Her group is partnering with eye doctors in India to screen for diabetic retinopathy. India has a shortage of 127,000 eye doctors, and about half of all patients are found to have preventable vision loss, Peng said.

“As this is preventable, this is an unacceptable state for many health care providers in India,” she added.

The project hired 54 U.S. ophthalmologists and acquired 135,000 fundus images in India. They rendered about 80,000 diagnoses, she said. Due to physician variability in grading, some images needed to be graded three or four times to get a proper majority decision.

They entered images and data into a popular neural net called Inception. She said Google Photos uses Inception within its image search functionality.

“It worked out pretty well,” she said. “We asked the neural net to give us one of the 5-point grades for the images, to tell us the field of view and whether it was an image of a left or right eye.”

They published results from their data in JAMA (Gulshan, et al.) in 2016 and Ophthalmology (Krause, et al.) in 2018.

“We trained the neural net on a majority decision [based on the ophthalmologists’ findings], and the net was on par with the majority decision of the ophthalmologists,” Peng said.

The group also uses “show me where” functionality to learn where the neural net is looking within an image to make its decision.

Show me where is like a heat map highlighting the areas of the picture that are relevant to the neural net and the question being asked, she explained.

To illustrate this, Peng showed photos of two dogs, an Afghan hound and a Pomeranian. Using show me where, the neural net highlights the characteristics that are unique to the different pets, such as the Pomeranian’s short snout and the Afghan hound’s long hair and narrow face.

They applied this technology to fundus photography and found that the neural nets focused on small microaneurysms and subtle hemorrhages to arrive at a conclusion, Peng said.

It was also adept at ignoring artifacts on the image that could interrupt the diagnosis, such as a corneal reflection or a dust spot.

She said the process has been a good start.

“There’s still a lot to do on the path of adoption, and we really need to get the details right.

They are continuing to work with providers in India, EyePACS, the Ministry of Health in Thailand and regulatory agencies so it is shown to be safe and effective, she said.

“If the doctors can’t use it, if it’s too slow and doesn’t incorporate well with existing screening systems, then it won’t be used, and that means it’s useless,” Peng added.

Her team is also working with hardware makers such as Nikon Optos and Verily Life Sciences to increase ease of use.

“Taking a picture shouldn’t be a barrier to screening,” she said.

Many of the artificial intelligence tools are open source and available for use; Peng reported an increase in research in this space.

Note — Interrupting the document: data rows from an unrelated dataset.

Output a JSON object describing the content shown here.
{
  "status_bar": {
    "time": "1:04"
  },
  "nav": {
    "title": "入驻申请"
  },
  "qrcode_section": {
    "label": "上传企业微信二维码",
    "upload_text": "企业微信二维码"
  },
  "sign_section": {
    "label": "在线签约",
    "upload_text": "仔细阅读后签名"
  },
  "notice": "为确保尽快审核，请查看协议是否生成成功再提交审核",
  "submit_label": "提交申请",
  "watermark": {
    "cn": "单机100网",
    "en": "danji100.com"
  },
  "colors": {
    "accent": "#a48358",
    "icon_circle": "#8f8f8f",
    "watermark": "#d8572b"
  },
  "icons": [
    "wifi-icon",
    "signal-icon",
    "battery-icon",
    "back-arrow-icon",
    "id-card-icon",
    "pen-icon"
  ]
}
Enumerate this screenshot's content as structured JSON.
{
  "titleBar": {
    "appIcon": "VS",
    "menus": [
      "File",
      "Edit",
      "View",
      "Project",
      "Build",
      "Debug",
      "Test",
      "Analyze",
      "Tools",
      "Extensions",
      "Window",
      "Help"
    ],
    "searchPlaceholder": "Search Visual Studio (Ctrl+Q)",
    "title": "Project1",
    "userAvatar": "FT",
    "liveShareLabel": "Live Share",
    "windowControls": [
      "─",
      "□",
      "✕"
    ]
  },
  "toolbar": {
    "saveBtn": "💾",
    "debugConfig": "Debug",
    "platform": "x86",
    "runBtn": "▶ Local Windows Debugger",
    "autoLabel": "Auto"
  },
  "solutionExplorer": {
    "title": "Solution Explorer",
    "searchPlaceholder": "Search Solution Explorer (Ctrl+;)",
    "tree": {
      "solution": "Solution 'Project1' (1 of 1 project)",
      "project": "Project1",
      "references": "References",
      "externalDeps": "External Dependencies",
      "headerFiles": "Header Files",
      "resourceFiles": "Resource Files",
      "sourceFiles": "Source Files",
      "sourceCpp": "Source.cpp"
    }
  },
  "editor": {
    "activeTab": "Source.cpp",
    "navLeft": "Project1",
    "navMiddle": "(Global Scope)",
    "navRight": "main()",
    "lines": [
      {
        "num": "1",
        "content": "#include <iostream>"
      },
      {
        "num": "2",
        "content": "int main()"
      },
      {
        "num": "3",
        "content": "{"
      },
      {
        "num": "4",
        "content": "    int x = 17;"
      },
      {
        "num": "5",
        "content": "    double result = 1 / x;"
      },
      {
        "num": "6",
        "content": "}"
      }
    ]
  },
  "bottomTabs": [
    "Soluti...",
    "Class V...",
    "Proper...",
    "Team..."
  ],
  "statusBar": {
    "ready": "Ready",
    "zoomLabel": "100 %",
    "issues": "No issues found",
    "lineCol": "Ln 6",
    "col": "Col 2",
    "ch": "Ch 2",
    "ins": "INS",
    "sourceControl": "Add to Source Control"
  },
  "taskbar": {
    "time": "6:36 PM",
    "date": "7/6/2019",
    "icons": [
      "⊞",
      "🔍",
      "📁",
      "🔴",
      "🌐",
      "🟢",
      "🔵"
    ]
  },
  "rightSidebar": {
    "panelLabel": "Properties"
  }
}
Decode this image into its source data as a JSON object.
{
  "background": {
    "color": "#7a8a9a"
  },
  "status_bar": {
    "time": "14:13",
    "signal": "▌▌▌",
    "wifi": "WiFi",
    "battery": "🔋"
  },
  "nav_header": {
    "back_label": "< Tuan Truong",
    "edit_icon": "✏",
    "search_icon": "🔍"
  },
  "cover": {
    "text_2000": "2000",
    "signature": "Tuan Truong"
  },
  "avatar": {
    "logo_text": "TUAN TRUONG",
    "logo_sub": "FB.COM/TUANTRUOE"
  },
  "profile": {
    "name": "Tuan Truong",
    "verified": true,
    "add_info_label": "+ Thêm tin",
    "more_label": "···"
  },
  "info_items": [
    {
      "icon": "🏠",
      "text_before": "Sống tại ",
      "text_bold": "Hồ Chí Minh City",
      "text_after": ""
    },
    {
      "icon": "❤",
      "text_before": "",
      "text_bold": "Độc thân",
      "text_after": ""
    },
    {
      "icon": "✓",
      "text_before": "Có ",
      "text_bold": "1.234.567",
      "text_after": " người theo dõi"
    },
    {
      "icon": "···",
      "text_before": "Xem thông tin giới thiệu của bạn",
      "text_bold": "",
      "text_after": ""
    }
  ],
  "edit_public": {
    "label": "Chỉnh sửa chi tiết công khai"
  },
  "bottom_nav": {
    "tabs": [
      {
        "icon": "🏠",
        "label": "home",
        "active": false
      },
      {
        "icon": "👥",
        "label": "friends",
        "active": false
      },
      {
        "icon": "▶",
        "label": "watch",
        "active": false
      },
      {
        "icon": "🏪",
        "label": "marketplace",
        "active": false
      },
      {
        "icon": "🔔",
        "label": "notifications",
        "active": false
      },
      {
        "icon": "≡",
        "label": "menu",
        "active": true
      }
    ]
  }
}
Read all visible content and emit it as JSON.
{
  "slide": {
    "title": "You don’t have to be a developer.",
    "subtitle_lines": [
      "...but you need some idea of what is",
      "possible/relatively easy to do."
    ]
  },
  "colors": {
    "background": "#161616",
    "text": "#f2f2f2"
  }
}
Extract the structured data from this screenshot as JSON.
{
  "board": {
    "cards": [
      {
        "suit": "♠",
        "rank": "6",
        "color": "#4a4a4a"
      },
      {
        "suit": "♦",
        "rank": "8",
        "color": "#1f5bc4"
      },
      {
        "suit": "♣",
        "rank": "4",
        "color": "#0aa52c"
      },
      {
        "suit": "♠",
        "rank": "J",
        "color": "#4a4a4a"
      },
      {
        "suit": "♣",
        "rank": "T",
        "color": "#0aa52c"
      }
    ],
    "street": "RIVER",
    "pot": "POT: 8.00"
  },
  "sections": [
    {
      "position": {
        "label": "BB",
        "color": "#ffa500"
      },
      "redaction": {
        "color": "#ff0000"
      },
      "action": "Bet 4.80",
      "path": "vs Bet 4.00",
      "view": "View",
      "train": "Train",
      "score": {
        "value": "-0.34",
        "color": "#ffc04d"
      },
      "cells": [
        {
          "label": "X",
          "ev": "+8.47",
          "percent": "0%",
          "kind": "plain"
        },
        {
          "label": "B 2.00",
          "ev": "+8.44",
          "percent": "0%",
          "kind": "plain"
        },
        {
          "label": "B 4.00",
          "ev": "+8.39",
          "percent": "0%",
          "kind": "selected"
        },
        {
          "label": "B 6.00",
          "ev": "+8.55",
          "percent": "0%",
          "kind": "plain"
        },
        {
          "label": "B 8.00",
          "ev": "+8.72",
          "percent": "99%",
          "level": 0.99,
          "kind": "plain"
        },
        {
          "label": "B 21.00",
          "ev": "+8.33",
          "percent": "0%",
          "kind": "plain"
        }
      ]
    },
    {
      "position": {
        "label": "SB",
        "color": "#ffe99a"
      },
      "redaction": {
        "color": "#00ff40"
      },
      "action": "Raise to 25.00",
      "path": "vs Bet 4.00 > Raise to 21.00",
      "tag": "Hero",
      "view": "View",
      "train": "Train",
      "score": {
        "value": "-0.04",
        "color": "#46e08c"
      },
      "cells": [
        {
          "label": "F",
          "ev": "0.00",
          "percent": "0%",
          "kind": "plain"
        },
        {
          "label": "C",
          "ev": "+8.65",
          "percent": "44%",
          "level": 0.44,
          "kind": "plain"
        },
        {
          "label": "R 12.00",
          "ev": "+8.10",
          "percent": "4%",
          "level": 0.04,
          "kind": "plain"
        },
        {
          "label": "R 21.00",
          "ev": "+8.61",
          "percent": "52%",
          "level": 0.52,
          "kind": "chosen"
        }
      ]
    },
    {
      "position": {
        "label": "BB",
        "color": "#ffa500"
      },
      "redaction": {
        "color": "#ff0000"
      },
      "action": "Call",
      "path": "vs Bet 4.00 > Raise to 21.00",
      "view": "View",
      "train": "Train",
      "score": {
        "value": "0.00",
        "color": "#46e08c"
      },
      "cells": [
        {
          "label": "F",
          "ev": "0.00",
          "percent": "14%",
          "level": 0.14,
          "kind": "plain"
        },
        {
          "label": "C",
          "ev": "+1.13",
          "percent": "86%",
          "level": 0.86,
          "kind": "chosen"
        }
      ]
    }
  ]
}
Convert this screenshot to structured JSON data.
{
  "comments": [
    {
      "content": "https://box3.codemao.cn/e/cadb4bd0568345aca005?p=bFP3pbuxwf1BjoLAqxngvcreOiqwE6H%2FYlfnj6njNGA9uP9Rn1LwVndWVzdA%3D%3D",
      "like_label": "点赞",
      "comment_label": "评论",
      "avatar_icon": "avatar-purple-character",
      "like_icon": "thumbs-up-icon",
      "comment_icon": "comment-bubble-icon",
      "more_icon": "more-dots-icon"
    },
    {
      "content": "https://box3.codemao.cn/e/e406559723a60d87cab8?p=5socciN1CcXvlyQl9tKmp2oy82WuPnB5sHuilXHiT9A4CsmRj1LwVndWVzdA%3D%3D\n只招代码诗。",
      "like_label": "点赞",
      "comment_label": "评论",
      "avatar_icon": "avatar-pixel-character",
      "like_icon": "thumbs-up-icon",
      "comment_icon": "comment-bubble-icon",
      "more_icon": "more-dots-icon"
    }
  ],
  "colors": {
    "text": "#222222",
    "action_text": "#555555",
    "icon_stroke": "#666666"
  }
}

“We think it’s really important because what is really going to change and move the needle is if many people are working on the problems and we are building this together,” she said. – by Abigail Sutton

References:

Peng L. Deep learning for retinal imaging. Presented at: Focus on Eye Health National Summit: Research to Impact. Washington; July 18, 2018. Accessed via live webcast.

Gulshan V, et al. JAMA. 2016;doi:10.1001/jama.2016.17216.

Krause J, et al. Ophthalmology. 2018;doi:10.1016/j.ophtha.2018.01.034.

Disclosure: Peng is employed by Google.